The laws of Vietnam require that the meeting minutes include the venue of the meeting. If the chairman hosted a virtual meeting from his home address, however, it may not be appropriate to list that location in the publicly accessible meeting minutes. We see no conceptual reason why the meeting could not simply be “conducted through such teleconference or videoconference facility as shall be specified by the chairman of the meeting”.

The laws of Vietnam allow members or shareholders to attend and vote via an online meeting, by casting an electronic vote or voting via other electronic forms (Articles 59.4 and 144.3 of the 2020 Law on Enterprises). Therefore, the company meeting may validly have attendance via telephone or videoconference.

Suggested virtual procedures

Some procedures are suggested as a pragmatic but secure way of confirming the identity of those wishing to attend the company meeting electronically.

A video or audio conference facility should be set up for the meeting by the host (for example the chairman), and the conference should be recorded for further confirmation if necessary. Prior to the meeting, the chairman or a delegate should email each person who has asked to attend, notifying them that they may attend and vote virtually. They should request that each individual who wishes to attend virtually send an email including a copy of their ID and authorisation letter if any, ahead of the meeting, with appropriately redacted personal information if necessary, to match the details provided to the meeting secretary and shown in the tabulation spreadsheet.

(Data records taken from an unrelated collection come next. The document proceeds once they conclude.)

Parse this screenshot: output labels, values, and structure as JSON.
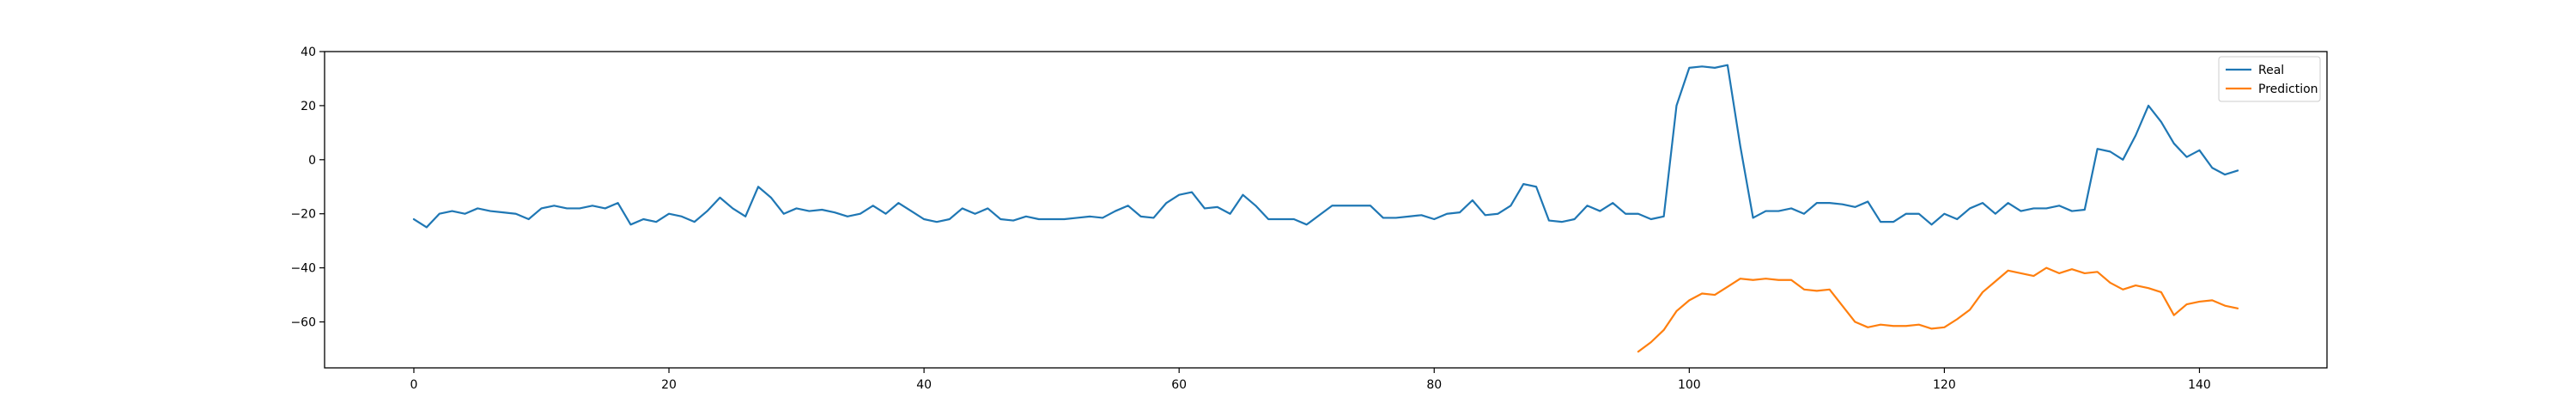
{
  "chart_data": {
    "type": "line",
    "title": "",
    "xlabel": "",
    "ylabel": "",
    "xlim": [
      -7,
      150
    ],
    "ylim": [
      -77,
      40
    ],
    "xticks": [
      0,
      20,
      40,
      60,
      80,
      100,
      120,
      140
    ],
    "yticks": [
      -60,
      -40,
      -20,
      0,
      20,
      40
    ],
    "grid": false,
    "legend_position": "top-right",
    "series": [
      {
        "name": "Real",
        "color": "#1f77b4",
        "x": [
          0,
          1,
          2,
          3,
          4,
          5,
          6,
          7,
          8,
          9,
          10,
          11,
          12,
          13,
          14,
          15,
          16,
          17,
          18,
          19,
          20,
          21,
          22,
          23,
          24,
          25,
          26,
          27,
          28,
          29,
          30,
          31,
          32,
          33,
          34,
          35,
          36,
          37,
          38,
          39,
          40,
          41,
          42,
          43,
          44,
          45,
          46,
          47,
          48,
          49,
          50,
          51,
          52,
          53,
          54,
          55,
          56,
          57,
          58,
          59,
          60,
          61,
          62,
          63,
          64,
          65,
          66,
          67,
          68,
          69,
          70,
          71,
          72,
          73,
          74,
          75,
          76,
          77,
          78,
          79,
          80,
          81,
          82,
          83,
          84,
          85,
          86,
          87,
          88,
          89,
          90,
          91,
          92,
          93,
          94,
          95,
          96,
          97,
          98,
          99,
          100,
          101,
          102,
          103,
          104,
          105,
          106,
          107,
          108,
          109,
          110,
          111,
          112,
          113,
          114,
          115,
          116,
          117,
          118,
          119,
          120,
          121,
          122,
          123,
          124,
          125,
          126,
          127,
          128,
          129,
          130,
          131,
          132,
          133,
          134,
          135,
          136,
          137,
          138,
          139,
          140,
          141,
          142,
          143
        ],
        "values": [
          -22,
          -25,
          -20,
          -19,
          -20,
          -18,
          -19,
          -19.5,
          -20,
          -22,
          -18,
          -17,
          -18,
          -18,
          -17,
          -18,
          -16,
          -24,
          -22,
          -23,
          -20,
          -21,
          -23,
          -19,
          -14,
          -18,
          -21,
          -10,
          -14,
          -20,
          -18,
          -19,
          -18.5,
          -19.5,
          -21,
          -20,
          -17,
          -20,
          -16,
          -19,
          -22,
          -23,
          -22,
          -18,
          -20,
          -18,
          -22,
          -22.5,
          -21,
          -22,
          -22,
          -22,
          -21.5,
          -21,
          -21.5,
          -19,
          -17,
          -21,
          -21.5,
          -16,
          -13,
          -12,
          -18,
          -17.5,
          -20,
          -13,
          -17,
          -22,
          -22,
          -22,
          -24,
          -20.5,
          -17,
          -17,
          -17,
          -17,
          -21.5,
          -21.5,
          -21,
          -20.5,
          -22,
          -20,
          -19.5,
          -15,
          -20.5,
          -20,
          -17,
          -9,
          -10,
          -22.5,
          -23,
          -22,
          -17,
          -19,
          -16,
          -20,
          -20,
          -22,
          -21,
          20,
          34,
          34.5,
          34,
          35,
          5,
          -21.5,
          -19,
          -19,
          -18,
          -20,
          -16,
          -16,
          -16.5,
          -17.5,
          -15.5,
          -23,
          -23,
          -20,
          -20,
          -24,
          -20,
          -22,
          -18,
          -16,
          -20,
          -16,
          -19,
          -18,
          -18,
          -17,
          -19,
          -18.5,
          4,
          3,
          0,
          9,
          20,
          14,
          6,
          1,
          3.5,
          -3,
          -5.5,
          -4
        ]
      },
      {
        "name": "Prediction",
        "color": "#ff7f0e",
        "x": [
          96,
          97,
          98,
          99,
          100,
          101,
          102,
          103,
          104,
          105,
          106,
          107,
          108,
          109,
          110,
          111,
          112,
          113,
          114,
          115,
          116,
          117,
          118,
          119,
          120,
          121,
          122,
          123,
          124,
          125,
          126,
          127,
          128,
          129,
          130,
          131,
          132,
          133,
          134,
          135,
          136,
          137,
          138,
          139,
          140,
          141,
          142,
          143
        ],
        "values": [
          -71,
          -67.5,
          -63,
          -56,
          -52,
          -49.5,
          -50,
          -47,
          -44,
          -44.5,
          -44,
          -44.5,
          -44.5,
          -48,
          -48.5,
          -48,
          -54,
          -60,
          -62,
          -61,
          -61.5,
          -61.5,
          -61,
          -62.5,
          -62,
          -59,
          -55.5,
          -49,
          -45,
          -41,
          -42,
          -43,
          -40,
          -42,
          -40.5,
          -42,
          -41.5,
          -45.5,
          -48,
          -46.5,
          -47.5,
          -49,
          -57.5,
          -53.5,
          -52.5,
          -52,
          -54,
          -55
        ]
      }
    ]
  }
}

Shortly before the start of the meeting, to limit the risk of unauthorised distribution, each virtual attendee should be emailed the detailed agenda of the meeting. Attendees should then join the meeting using the audio or videoconference facility at the appointed time. The chairman should check off the attendees by way of a roll call against those that have indicated that they intend to attend virtually.

The chairman will follow the usual procedure regarding announcing whether the meeting has met the quorum requirements or not, and allow the attendees to speak and ask questions. When it comes to voting, attendees should be polled one by one for their vote, unless all the attendees are on a videoconference and their votes can be shown by a raising of hands visible to the chairman and secretary of the meeting.

The secretary should repeat each voting instruction, so that everyone present can understand what is happening and voters can confirm that their votes have been received and recorded correctly.

Finally, the chairman should then announce the result of the voting in the usual way, to finalise the meeting and execute the meeting minutes.

It is noted that the meeting minutes shall be signed by the chairman and the secretary of the meeting. Any attendees disagreeing to pass the minutes (if any), should be accommodated to review the recording of the meeting later on for the purposes of reconciliation, after which they can signed the minutes.